Step 3: Critically consider placement
- BAC: I considered whether the CV had a natural home where the branch and level of depth accommodate the new term. (e.g., Natural subjects easily accommodates Squirrels). I also had additional qualifications, discussed in step 4.
- AAT: Consider whether the hierarchical placement of the term within AAT aligns with corresponding placement in the CV. For example, opus vermiculatum (mosaic processes) sits in a process branch directly under mosaic in AAT. This context is aligned with the Techniques branch as a child to Mosaic.
Step 4: Determine placement qualifications
- BAC and AAT: The qualification for placing a term in the CV was based on review of the branches’ top terms to determine contextual meaning of the term being placed. A good example was the placement of African in the Culture/Civilizations branch because I wanted to underscore the cultural aspect of the term’s scope. It is African Culture described in the BAC resource http://www.bacarchive.org.uk/items/show/4208, not African anything else. Thus, the branch’s top term drove the context of descendent terms. This is why Africa-Historical under Regions is completely different than African under Civilizations and why I settled on the placement of the latter. Note that in my initial tagging in component 1 I did settle on Africa-Present_Day. This part of the exercise gave me an opportunity to properly refine this by adding a more suitable term.

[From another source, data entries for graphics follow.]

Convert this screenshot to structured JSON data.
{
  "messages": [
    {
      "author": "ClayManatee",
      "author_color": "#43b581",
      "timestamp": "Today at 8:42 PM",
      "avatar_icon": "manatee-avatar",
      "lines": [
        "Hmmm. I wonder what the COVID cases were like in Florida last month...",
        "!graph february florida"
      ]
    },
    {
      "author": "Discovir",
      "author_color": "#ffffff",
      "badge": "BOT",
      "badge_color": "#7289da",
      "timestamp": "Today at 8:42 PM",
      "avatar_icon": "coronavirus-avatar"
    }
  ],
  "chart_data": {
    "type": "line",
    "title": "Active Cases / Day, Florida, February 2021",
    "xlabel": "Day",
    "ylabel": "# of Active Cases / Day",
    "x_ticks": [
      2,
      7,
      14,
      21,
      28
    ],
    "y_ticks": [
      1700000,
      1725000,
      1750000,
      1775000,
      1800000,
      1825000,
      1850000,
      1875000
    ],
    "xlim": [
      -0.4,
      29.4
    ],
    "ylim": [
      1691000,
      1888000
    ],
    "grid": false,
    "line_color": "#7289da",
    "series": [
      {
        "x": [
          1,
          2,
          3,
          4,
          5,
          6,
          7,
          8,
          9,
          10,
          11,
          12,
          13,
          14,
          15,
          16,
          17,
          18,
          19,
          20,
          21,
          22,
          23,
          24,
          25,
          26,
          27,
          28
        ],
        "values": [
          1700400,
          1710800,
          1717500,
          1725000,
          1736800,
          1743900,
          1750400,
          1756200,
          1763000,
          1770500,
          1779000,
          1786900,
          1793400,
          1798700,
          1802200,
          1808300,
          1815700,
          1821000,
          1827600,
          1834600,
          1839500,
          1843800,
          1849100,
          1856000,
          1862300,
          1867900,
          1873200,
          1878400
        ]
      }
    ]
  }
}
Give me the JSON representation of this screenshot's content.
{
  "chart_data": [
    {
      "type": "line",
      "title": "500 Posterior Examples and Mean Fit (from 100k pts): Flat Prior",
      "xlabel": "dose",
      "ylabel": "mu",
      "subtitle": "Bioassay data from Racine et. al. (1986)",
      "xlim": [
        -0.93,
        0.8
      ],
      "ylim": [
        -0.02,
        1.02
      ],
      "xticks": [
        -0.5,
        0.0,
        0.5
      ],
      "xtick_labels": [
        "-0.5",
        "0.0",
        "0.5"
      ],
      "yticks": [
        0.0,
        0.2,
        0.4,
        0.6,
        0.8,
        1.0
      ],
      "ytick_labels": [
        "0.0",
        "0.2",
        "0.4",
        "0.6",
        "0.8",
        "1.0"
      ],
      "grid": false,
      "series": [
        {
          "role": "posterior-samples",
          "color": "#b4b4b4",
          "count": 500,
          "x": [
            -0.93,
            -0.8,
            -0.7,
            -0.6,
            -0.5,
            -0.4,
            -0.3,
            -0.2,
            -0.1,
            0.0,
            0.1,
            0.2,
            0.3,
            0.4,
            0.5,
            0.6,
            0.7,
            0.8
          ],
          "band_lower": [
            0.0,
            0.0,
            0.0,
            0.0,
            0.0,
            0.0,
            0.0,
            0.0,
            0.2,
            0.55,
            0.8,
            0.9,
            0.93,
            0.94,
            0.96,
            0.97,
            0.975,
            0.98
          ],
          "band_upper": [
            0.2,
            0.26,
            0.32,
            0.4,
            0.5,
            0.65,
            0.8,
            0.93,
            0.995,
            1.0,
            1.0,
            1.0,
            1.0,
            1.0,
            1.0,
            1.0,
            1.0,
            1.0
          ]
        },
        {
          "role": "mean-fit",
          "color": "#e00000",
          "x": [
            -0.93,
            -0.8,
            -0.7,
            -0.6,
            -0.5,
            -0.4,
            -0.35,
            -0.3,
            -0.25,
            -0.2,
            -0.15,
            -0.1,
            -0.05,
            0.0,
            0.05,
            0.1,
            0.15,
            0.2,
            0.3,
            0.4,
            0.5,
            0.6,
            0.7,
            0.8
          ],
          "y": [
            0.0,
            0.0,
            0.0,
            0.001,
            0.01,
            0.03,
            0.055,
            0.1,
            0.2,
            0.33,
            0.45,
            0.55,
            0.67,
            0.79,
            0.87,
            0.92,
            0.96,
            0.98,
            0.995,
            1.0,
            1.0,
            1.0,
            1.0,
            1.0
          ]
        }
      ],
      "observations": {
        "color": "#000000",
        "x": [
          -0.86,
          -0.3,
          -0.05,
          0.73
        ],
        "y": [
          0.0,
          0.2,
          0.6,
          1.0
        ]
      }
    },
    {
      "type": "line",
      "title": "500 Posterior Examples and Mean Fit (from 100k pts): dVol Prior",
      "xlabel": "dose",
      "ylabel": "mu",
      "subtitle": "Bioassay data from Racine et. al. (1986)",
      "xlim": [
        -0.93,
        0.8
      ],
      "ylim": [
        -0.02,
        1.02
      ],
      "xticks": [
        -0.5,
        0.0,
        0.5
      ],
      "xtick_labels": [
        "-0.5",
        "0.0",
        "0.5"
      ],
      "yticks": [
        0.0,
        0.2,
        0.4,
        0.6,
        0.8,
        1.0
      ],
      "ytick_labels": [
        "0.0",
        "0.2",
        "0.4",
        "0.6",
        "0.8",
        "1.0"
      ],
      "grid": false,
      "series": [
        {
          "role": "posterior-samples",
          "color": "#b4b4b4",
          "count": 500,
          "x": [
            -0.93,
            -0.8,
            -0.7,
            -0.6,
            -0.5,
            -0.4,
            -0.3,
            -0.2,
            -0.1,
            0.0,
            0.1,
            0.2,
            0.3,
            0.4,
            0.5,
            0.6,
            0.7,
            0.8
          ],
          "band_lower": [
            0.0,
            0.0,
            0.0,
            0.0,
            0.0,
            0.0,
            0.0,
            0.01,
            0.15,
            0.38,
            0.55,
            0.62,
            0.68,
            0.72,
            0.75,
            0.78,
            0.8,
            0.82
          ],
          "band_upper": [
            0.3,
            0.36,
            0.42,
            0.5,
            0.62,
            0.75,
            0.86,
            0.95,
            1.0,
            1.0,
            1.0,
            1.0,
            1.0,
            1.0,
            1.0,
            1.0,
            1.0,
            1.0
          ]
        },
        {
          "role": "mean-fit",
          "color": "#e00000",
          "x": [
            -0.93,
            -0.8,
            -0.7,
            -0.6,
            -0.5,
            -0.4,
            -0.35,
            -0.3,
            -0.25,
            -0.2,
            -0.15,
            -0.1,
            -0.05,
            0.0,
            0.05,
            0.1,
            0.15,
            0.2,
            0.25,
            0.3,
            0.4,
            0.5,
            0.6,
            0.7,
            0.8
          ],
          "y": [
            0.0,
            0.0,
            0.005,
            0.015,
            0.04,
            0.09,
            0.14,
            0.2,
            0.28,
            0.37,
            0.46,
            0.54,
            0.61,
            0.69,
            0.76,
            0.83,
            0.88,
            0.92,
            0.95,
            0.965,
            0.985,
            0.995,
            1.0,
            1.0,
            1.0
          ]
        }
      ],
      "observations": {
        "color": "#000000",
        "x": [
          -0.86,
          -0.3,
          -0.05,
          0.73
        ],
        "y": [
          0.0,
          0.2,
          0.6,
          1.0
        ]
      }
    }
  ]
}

An ontology can be an extremely useful tool for giving users access to unique relations that exist between topics and items as they appear within a collection. It can help answer questions about content, visualize relationships to explore, and offer links to related resources available elsewhere. For example, the Object properties I added to link Artists with Movements or Time_Periods could be used to find related material based on the artist, the movement (genre), or the artistic period of time, or any combination of these items. One can discover knowledge without even really knowing what specifically to look for. This is the value of ontologies over other, less complex controlled vocabularies. Although crowdsourcing is a useful tool for enhancing the degree to which an ontology is relevant to users, given its potential complexity, control should be centralized. Otherwise, people can make different decisions, for example, about what needs to be a class vs. an instance, and that will lead to inconsistencies. That said, incorporating machine learning to source terms would lead to better integration from more dispersed sources and meet the criteria of the predefined logic outlined by the ontology’s complexity.